On August 3, 2001, some 30 miles north of the last sighting, construction workers digging an access road for a new home in neighboring Burke County found a book bag that belonged to Asha. Inside was a concert T-shirt featuring boy band New Kids On The Block and a children's book, McElligot's Pool, by Dr. Seuss. Neither belonged to Asha, though the book was from the library at Asha's school, Fallston Elementary. Investigators released images of the shirt and book in 2018, hoping to jog the memories of people who may have helpful information.
The 2015 re-investigation also turned up another possible lead: Asha may have been seen getting into a dark green 1970s-model Lincoln Continental Mark IV or Ford Thunderbird with rust around the wheel wells.

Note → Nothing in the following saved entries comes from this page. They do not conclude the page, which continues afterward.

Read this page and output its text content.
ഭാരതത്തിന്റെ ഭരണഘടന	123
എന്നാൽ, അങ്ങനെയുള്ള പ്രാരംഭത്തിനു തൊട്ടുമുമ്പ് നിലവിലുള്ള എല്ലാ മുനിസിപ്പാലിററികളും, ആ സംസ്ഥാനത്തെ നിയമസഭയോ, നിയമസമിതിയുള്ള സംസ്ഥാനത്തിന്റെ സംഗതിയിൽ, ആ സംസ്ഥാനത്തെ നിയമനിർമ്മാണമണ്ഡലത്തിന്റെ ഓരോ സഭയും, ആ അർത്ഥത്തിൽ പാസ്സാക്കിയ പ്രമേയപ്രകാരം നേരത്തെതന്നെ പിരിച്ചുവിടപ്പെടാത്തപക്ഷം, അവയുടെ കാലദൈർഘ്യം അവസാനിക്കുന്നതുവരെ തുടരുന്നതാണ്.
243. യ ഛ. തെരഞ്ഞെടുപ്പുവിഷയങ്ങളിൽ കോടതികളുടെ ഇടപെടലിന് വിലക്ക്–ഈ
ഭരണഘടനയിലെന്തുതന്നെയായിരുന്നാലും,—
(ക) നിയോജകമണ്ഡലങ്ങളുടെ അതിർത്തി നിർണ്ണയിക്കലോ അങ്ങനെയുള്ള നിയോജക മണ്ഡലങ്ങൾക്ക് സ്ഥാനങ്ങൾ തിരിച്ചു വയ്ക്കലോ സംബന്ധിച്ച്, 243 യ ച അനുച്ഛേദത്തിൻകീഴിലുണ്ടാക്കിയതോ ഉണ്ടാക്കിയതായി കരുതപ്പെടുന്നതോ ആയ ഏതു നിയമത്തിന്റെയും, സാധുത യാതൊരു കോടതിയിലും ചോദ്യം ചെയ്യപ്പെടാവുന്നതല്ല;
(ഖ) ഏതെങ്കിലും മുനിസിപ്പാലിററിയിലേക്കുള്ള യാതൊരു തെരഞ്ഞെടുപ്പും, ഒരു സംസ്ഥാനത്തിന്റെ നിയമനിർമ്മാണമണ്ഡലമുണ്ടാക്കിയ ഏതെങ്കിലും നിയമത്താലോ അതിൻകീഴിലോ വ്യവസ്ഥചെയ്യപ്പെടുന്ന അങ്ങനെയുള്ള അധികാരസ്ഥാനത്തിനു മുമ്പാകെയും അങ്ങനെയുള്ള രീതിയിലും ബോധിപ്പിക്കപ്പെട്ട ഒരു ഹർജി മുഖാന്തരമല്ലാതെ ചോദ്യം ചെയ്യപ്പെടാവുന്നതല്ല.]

The FBI publicly announced the potential lead in 2016 and released images of the vehicle models.
"We encourage anybody out there that if they have any information-no matter how small or minor it may seem-it might be extremely crucial to further us getting one step closer to Asha," said FBI Special Agent Michael Gregory, who is leading the case now for the Bureau. "We will continue to pursue all avenues to find out what circumstances led to her disappearance, and we will continue to pursue this case at all costs."
Working with the National Center for Missing & Exploited Children, the FBI has released multiple age-progressed photos of Asha, including a new version this month showing what Asha may look like now as a 29-year-old. The FBI is offering a $25,000 reward on top of $20,000 set aside by the Cleveland County Sheriff's Office and the community. Three years ago, the FBI deployed its Child Abduction Rapid Deployment Team, which spent more than a week on location and generated still more leads and interview prospects.
"Although Asha left her house 20 years ago, we treat it as if it happened yesterday," said Jeanine Merritt, an FBI intelligence analyst who has worked the case since 2014, bringing reams of 20-year-old paperwork from disparate offices and investigations into a single searchable database. "We're constantly accepting new leads. We're constantly sifting through new data."
There are few clues about why Asha left her house on Valentine's Day, which is also her parents' wedding anniversary. If she was upset about her poor performance at a basketball game the Saturday before her disappearance (she fouled out and her team lost by one point), it seemed to have dissipated by the next morning, when the family went together to church and Sunday school. Still, it was a crushing loss for Asha, her mom said, leading Iquilla, Harold, and investigators to wonder if it may have spurred the competitive, intelligent 9-year-old to hatch some unknown plan.
"Apparently, she packed her bag prior to leaving, but the contents-from what we can tell-looked like something a child would pack rather than her parents preparing her for an overnight stay," Det. Adams said.
For Asha's family, prayers and hope have sustained them for the last 20 years, but they need answers. Iquilla appealed directly to anyone who may have been involved in her daughter's fate to come forward and unburden themselves.
"I wouldn't care what I missed. All I want to do is see her."
- Iquilla Degree, Asha's mother
"That's my prayer every night, that God will get into their heart and let them come forward, because it's got to be a weight on them," she said.
Iquilla was seated beside Harold, clutching a photo album full of pictures of Asha.
"We're hoping and we're praying that she's had a halfway decent life even though we didn't get to raise her," she said. "She was 9 years old, and she'll be 30 this year. So we've missed everything. But I don't care. If she walked in the door right now, I wouldn't care what I missed. All I want to do is see her."